Sin embargo, el investigador remarcó que, antes de avanzar, es necesario definir qué rol va a cumplir el riego dentro del sistema y qué objetivo productivo se busca alcanzar. Para eso, se deben evaluar la cantidad y calidad de agua disponible, los requerimientos del planteo y las condiciones climáticas.
"El principal error radica en no comprender a partir de qué indicadores tomar la decisión de regar o dejar de regar", advirtió Rotili. En ese punto, el monitoreo se vuelve central para evitar decisiones basadas sólo en la disponibilidad del equipo o en una lectura incompleta del ambiente.
Otro aspecto relevante es la radiación, ya que cuando el agua deja de ser una limitante, el desafío pasa por eficientizar la captura de energía. Por eso, decisiones como fecha de siembra, densidad, elección de genotipos, nutrición, protección y rotaciones pueden modificar el resultado final del sistema.
Los desafíos futuros
En el largo plazo, el especialista también marcó la capacidad de recarga de acuíferos, los posibles efectos sobre el suelo del agua con cierto nivel de salinidad y la necesidad de sostener la fertilidad química. Y agregó: "Otro desafío es sostener la fertilidad química del suelo, teniendo en cuenta que los sistemas agrícolas bajo riego generan una fuerte exportación de nutrientes en el grano a partir de su elevada productividad".
Para avanzar en ese camino, el monitoreo continuo de variables del suelo será determinante. Entre los indicadores mencionados se encuentran la conductividad eléctrica, el pH, el porcentaje de sodio intercambiable y los índices de nutrientes.
En cuanto al desempeño en los próximos años, Rotili aseguró: "Preveo una mayor difusión en términos de superficie y una mayor profesionalización que hagan ese trabajo más simplificado y ágil". El especialista también anticipó "una integración muy fuerte entre agricultura y ganadería o lechería", a partir de la estabilidad que el riego puede aportar a la producción de forraje en cantidad y calidad.

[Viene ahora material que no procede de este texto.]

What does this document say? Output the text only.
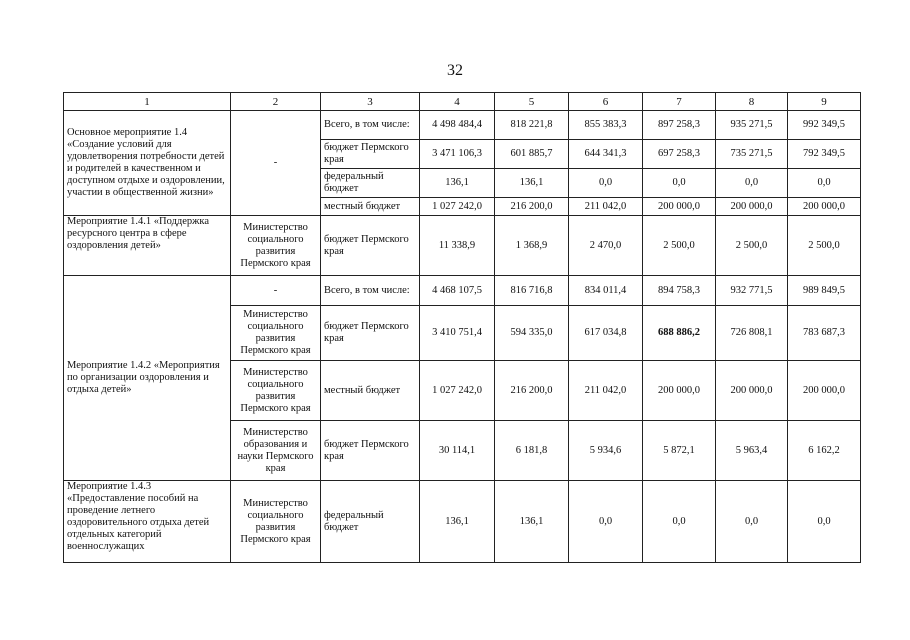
32
1	2	3	4	5	6	7	8	9
Основное мероприятие 1.4 «Создание условий для удовлетворения потребности детей и родителей в качественном и доступном отдыхе и оздоровлении, участии в общественной жизни»	-	Всего, в том числе:	4 498 484,4	818 221,8	855 383,3	897 258,3	935 271,5	992 349,5
		бюджет Пермского края	3 471 106,3	601 885,7	644 341,3	697 258,3	735 271,5	792 349,5
		федеральный бюджет	136,1	136,1	0,0	0,0	0,0	0,0
		местный бюджет	1 027 242,0	216 200,0	211 042,0	200 000,0	200 000,0	200 000,0
Мероприятие 1.4.1 «Поддержка ресурсного центра в сфере оздоровления детей»	Министерство социального развития Пермского края	бюджет Пермского края	11 338,9	1 368,9	2 470,0	2 500,0	2 500,0	2 500,0
Мероприятие 1.4.2 «Мероприятия по организации оздоровления и отдыха детей»	-	Всего, в том числе:	4 468 107,5	816 716,8	834 011,4	894 758,3	932 771,5	989 849,5
	Министерство социального развития Пермского края	бюджет Пермского края	3 410 751,4	594 335,0	617 034,8	688 886,2	726 808,1	783 687,3
	Министерство социального развития Пермского края	местный бюджет	1 027 242,0	216 200,0	211 042,0	200 000,0	200 000,0	200 000,0
	Министерство образования и науки Пермского края	бюджет Пермского края	30 114,1	6 181,8	5 934,6	5 872,1	5 963,4	6 162,2
Мероприятие 1.4.3 «Предоставление пособий на проведение летнего оздоровительного отдыха детей отдельных категорий военнослужащих	Министерство социального развития Пермского края	федеральный бюджет	136,1	136,1	0,0	0,0	0,0	0,0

En ese escenario, la utilización de fuentes alternativas de energía, la telemetría y la generación de datos en tiempo real aparecen como innovaciones clave para transformar el manejo del agua en una herramienta cada vez más estratégica para el agro argentino. El desafío ya no será solo incorporar equipos, sino profesionalizar las decisiones para que cada milímetro aplicado responda a un objetivo productivo, económico y ambiental.